A woman takes a free rapid antigen test for COVID-19 at a testing center in Moscow.
When St Petersburg’s Polytechnic University announced on December 20, 2021, that dozens of students in college accommodation had contracted COVID-19 and were self-isolating in a facility outside the city, the news immediately prompted fears that the omicron variant surging in the West since early December, and leading to rates of illness and hospitalization not seen for months, had finally taken hold in Russia.
As relatives sought information, and the university failed to supply exact numbers of those who tested positive, it fell on independent sleuths to conclude that the majority of the cases could be attributed to the highly infectious new coronavirus variant.
"Active spread [of omicron] has begun," Aleksandr Solovyov, a prominent Russian doctor and member of the Federation of Laboratory Medicine, wrote on Facebook on December 21.
But a day after the incident, Anna Popova, the head of Russia’s coronavirus task force, said that only 41 omicron cases had been discovered in the country, without clarifying if they had resulted from local spread or had been detected in arrivals from abroad.
‘West-To-East Tidal Wave’
Such confusion and contradictory information may harm Russia’s preparedness as the country steels itself for what the World Health Organization (WHO) warns is a "west-to-east tidal wave" of omicron infections that will soon see half of Europe infected and may hit vaccine-skeptic populations like Russia’s the hardest.
"I am deeply concerned that, as the variant moves east, we have yet to see its full impact in countries where levels of vaccination uptake are lower, and where we will see more severe disease in the unvaccinated," Dr. Hans Kluge, the WHO’s regional director for Europe, said at a news conference on January 11.
In a meeting that same day, members of the Russian government’s coronavirus task force warned that the country may soon see six-figure daily infection rates if social distancing and other precautionary measures aren’t followed.
A doctor checks on patients in the COVID ward of a hospital in the city of Rostov-on-Don.
"Russia finds itself at a turning point," Health Minister Mikhail Murashko said in comments carried by TASS.
With stubbornly low vaccination rates despite rolling out the world’s first approved coronavirus shot in August 2020, Russia is facing the likelihood of a surge in coming weeks as omicron cases rise. Despite evidence from multiple countries suggesting the fast-spreading omicron causes less severe illnesses than previous variants, the WHO has warned that the unvaccinated remain at high risk.
According to Our World In Data, 47 percent of Russia’s population has been fully vaccinated. That figure compares to 62 percent of the population in the United States and an average of 70 percent of the population across the countries of the European Union.
And, according to the Russian government, only 5 percent of the population has received a booster shot. Sociologists and health experts say that widespread distrust toward the authorities has severely hobbled the vaccination drive and helped accelerate the rate of infections in Russia.
The politicized rollout of the Sputnik V vaccine after its approval in August 2020, critics say, was not followed by an outreach campaign aimed at persuading weary Russians. No celebrities or senior officials have been vaccinated on camera, and the Kremlin announced only in March 2021 that Putin had received the first dose of a vaccine, without providing any video footage or saying which shot he had been given.

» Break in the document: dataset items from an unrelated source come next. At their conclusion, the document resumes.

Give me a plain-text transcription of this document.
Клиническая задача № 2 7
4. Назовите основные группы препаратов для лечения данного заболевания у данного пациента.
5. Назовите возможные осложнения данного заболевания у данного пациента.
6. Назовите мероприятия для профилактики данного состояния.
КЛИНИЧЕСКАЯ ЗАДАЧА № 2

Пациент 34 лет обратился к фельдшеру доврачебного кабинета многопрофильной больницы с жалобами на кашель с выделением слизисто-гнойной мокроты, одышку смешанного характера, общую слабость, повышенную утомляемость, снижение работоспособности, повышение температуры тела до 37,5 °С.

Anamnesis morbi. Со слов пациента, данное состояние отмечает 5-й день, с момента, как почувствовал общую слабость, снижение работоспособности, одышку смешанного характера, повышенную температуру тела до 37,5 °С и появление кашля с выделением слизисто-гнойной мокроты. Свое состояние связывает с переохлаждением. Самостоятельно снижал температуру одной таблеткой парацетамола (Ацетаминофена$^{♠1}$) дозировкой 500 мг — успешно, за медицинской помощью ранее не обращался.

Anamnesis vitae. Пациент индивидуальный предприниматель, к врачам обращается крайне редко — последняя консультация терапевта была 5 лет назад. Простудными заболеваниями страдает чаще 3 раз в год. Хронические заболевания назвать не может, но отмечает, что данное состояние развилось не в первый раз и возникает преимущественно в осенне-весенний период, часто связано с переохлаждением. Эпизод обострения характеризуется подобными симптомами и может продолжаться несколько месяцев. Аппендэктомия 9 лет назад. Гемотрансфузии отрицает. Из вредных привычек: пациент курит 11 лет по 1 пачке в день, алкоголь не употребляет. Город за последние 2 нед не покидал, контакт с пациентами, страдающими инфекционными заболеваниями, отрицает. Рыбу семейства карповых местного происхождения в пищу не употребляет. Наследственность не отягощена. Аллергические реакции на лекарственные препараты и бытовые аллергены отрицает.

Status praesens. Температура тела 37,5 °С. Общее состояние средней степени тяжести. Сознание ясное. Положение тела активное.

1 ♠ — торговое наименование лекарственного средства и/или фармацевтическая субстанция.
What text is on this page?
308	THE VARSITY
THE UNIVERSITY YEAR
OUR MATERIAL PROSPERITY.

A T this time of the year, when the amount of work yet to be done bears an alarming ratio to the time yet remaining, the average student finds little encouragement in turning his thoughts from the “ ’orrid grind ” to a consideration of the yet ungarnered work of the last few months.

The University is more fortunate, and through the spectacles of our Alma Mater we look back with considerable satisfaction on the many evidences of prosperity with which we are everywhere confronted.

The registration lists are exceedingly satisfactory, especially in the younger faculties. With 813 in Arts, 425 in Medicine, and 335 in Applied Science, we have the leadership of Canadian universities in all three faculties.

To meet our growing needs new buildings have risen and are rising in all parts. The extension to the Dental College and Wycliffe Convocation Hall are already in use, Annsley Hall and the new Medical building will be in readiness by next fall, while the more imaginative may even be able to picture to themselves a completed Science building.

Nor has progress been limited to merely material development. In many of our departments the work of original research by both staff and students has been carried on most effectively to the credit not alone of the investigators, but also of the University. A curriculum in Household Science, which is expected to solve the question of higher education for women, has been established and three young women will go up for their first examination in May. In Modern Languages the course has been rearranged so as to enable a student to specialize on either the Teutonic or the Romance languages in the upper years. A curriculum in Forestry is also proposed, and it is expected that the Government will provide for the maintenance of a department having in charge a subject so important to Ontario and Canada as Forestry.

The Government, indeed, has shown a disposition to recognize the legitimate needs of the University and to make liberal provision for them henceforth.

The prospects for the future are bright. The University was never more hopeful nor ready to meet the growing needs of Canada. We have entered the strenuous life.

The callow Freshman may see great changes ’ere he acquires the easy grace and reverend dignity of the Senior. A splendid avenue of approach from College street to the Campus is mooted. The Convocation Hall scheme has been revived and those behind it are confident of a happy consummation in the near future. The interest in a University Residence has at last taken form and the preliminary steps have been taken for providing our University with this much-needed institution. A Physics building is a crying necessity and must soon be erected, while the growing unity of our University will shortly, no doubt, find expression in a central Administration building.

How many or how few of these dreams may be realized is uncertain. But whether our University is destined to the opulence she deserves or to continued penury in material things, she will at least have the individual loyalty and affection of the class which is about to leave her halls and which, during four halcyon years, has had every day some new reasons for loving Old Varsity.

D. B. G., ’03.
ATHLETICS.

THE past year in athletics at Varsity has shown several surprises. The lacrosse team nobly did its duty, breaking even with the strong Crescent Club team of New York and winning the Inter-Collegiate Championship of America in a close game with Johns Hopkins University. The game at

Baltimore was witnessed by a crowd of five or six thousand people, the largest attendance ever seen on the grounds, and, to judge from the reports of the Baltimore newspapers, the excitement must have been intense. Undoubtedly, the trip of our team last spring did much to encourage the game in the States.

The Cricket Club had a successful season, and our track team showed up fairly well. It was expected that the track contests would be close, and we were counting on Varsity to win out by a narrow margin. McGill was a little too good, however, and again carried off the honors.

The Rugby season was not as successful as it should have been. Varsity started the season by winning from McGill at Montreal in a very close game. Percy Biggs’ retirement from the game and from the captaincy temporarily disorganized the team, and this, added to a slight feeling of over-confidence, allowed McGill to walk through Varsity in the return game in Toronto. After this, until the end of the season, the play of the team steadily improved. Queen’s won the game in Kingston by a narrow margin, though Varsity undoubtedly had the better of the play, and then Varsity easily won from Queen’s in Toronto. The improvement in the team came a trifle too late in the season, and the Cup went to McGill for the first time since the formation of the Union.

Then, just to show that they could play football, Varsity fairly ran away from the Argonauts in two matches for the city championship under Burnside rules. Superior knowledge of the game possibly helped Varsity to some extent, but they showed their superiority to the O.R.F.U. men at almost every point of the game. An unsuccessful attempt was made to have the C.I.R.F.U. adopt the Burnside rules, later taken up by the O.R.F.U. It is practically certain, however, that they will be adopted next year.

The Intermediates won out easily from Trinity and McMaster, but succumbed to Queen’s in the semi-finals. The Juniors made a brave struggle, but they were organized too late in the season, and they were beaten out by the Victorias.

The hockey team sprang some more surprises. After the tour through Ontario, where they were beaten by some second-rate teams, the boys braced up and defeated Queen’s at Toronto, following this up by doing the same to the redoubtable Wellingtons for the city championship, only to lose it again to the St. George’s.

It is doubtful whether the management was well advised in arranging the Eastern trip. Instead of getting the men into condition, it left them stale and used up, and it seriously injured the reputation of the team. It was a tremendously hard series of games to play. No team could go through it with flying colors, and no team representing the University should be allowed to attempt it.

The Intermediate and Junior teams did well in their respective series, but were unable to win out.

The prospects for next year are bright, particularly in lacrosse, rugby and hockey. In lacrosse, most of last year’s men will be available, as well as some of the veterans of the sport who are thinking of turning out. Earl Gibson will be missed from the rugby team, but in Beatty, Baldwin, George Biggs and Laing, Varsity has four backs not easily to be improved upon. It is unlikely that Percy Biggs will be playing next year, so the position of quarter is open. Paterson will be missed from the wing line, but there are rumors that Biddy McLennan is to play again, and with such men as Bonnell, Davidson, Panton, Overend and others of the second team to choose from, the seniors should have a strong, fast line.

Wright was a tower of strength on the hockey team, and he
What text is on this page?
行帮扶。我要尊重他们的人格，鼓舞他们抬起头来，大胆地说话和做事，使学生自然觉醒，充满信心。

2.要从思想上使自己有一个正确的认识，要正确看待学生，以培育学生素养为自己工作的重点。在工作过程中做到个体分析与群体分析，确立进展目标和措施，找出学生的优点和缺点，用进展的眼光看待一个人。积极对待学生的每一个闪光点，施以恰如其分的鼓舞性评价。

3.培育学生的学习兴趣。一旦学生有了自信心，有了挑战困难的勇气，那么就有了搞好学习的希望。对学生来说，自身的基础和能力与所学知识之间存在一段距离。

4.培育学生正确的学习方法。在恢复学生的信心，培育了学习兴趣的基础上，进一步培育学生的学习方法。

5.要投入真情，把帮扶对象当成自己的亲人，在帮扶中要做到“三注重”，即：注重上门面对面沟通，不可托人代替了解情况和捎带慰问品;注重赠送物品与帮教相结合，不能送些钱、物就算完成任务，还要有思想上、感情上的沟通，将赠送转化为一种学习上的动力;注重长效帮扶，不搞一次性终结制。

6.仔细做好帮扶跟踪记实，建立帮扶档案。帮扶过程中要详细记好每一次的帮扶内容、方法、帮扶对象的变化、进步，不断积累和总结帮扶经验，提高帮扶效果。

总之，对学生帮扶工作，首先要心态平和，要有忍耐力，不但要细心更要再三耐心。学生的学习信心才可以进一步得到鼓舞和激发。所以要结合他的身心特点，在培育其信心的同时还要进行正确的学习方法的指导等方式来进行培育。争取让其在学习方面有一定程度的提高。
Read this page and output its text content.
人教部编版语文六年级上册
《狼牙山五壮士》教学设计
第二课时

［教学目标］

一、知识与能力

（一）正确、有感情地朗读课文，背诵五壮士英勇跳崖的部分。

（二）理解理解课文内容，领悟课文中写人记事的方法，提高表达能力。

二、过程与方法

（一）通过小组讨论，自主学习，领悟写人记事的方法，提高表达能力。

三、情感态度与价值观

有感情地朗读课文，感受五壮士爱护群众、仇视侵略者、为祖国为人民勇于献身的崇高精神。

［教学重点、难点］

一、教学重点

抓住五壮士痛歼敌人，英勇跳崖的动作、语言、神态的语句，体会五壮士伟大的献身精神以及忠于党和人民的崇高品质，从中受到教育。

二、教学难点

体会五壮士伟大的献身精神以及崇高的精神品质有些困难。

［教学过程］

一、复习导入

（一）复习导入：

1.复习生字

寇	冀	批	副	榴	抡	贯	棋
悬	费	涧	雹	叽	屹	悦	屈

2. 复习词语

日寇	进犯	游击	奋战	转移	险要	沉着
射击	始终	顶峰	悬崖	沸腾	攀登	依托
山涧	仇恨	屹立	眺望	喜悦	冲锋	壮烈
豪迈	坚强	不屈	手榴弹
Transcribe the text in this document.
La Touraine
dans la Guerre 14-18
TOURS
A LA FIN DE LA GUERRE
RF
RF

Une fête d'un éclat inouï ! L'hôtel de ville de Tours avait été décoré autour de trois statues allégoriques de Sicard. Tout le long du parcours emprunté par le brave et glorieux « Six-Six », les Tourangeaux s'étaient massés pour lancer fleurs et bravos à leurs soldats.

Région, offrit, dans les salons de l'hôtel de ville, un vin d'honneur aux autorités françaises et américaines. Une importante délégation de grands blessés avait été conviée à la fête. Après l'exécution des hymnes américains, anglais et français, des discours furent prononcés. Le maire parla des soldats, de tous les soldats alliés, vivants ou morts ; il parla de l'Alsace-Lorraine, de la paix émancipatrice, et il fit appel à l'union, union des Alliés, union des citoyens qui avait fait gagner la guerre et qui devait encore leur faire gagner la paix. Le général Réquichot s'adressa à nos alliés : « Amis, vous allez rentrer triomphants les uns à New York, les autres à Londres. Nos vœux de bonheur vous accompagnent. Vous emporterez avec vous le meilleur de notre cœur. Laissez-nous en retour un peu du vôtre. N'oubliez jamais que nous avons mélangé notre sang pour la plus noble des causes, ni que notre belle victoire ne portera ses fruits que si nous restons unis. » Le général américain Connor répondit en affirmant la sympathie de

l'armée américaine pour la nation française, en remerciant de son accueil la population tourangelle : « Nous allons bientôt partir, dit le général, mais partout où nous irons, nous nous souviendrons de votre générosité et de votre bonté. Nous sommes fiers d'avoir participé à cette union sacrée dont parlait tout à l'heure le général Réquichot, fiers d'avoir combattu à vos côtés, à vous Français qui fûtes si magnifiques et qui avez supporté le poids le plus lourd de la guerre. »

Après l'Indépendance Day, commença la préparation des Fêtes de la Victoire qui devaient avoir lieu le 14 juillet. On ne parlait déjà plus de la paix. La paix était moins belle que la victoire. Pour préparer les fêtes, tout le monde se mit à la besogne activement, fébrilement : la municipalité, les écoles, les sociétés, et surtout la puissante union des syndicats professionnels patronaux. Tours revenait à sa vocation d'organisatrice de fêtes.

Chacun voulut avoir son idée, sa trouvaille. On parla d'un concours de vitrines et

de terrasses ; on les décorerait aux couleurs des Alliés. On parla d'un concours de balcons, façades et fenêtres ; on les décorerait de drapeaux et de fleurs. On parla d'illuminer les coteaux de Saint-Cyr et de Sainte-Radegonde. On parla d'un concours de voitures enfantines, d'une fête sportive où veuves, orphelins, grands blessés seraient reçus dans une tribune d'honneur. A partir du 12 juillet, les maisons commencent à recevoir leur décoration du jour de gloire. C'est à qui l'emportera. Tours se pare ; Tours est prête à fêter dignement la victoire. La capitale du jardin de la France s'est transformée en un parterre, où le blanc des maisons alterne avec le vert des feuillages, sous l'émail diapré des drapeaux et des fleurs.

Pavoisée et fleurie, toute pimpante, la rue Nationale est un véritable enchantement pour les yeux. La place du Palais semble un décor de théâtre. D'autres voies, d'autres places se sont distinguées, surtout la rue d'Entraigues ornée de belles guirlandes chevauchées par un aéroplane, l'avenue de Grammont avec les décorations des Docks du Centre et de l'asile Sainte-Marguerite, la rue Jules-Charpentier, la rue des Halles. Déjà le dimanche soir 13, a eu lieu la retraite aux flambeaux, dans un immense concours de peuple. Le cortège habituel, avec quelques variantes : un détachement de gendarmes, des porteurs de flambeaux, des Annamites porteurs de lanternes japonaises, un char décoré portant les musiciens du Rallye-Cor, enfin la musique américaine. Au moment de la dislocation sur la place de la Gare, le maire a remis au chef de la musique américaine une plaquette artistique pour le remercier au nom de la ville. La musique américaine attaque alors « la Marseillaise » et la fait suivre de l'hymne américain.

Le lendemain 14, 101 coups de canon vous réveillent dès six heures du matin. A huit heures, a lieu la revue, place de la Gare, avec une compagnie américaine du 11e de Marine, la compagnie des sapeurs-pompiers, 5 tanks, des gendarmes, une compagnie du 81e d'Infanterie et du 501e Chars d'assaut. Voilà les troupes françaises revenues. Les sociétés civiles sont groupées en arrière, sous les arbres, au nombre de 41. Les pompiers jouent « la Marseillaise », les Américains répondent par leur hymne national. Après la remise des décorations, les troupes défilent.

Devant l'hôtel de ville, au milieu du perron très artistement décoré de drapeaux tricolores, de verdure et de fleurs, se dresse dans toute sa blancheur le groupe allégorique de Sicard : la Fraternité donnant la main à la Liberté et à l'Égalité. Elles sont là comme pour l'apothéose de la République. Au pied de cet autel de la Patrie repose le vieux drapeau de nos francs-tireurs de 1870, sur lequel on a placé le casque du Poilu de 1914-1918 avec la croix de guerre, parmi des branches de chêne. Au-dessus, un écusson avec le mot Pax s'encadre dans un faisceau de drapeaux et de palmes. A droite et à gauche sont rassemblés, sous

A Russian health worker administers a vaccine shot in Moscow.
Official statements have continued to add to the confusion. On January 11, coronavirus task force head Popova said that the country had confirmed 305 cases of omicron infection. But, according to an analysis by the Kommersant newspaper published two days before Popova’s statement, sequencing data submitted by Russian health experts to international databases suggests that at least 32 percent of the more than 15,000 coronavirus cases recorded in the country each day are omicron.
Murashko, the health minister, said on January 6 that the highly infectious variant is now spreading locally, despite the previous assurances that all new omicron cases had come from abroad.
Russian Health Minister Mikhail Murashko (file photo)
"Omicron has launched a new wave of the pandemic," the Rossia-24 state news channel declared on January 11 in a report that encouraged Russians to get vaccinated or receive booster shots to blunt the force of the new variant’s spread, setting the tone for the TV reports that followed.
Some have dismissed calls for concern. The first week of 2022 saw Russia record the lowest average daily case load since June 2021, prompting optimism as the country began an extended annual holiday following New Year’s Eve celebrations. But distrust in official figures remains high amid evidence that they are regularly doctored, and experts insist Russia’s omicron epidemic is yet to really begin.
"If we see that omicron cases [in Western countries] are generally mild, we need to remember that those are countries where most older people are vaccinated," epidemiologist Vasily Vlasov told the Dozhd TV channel. "I certainly wouldn’t assume that everything will pass as easily here.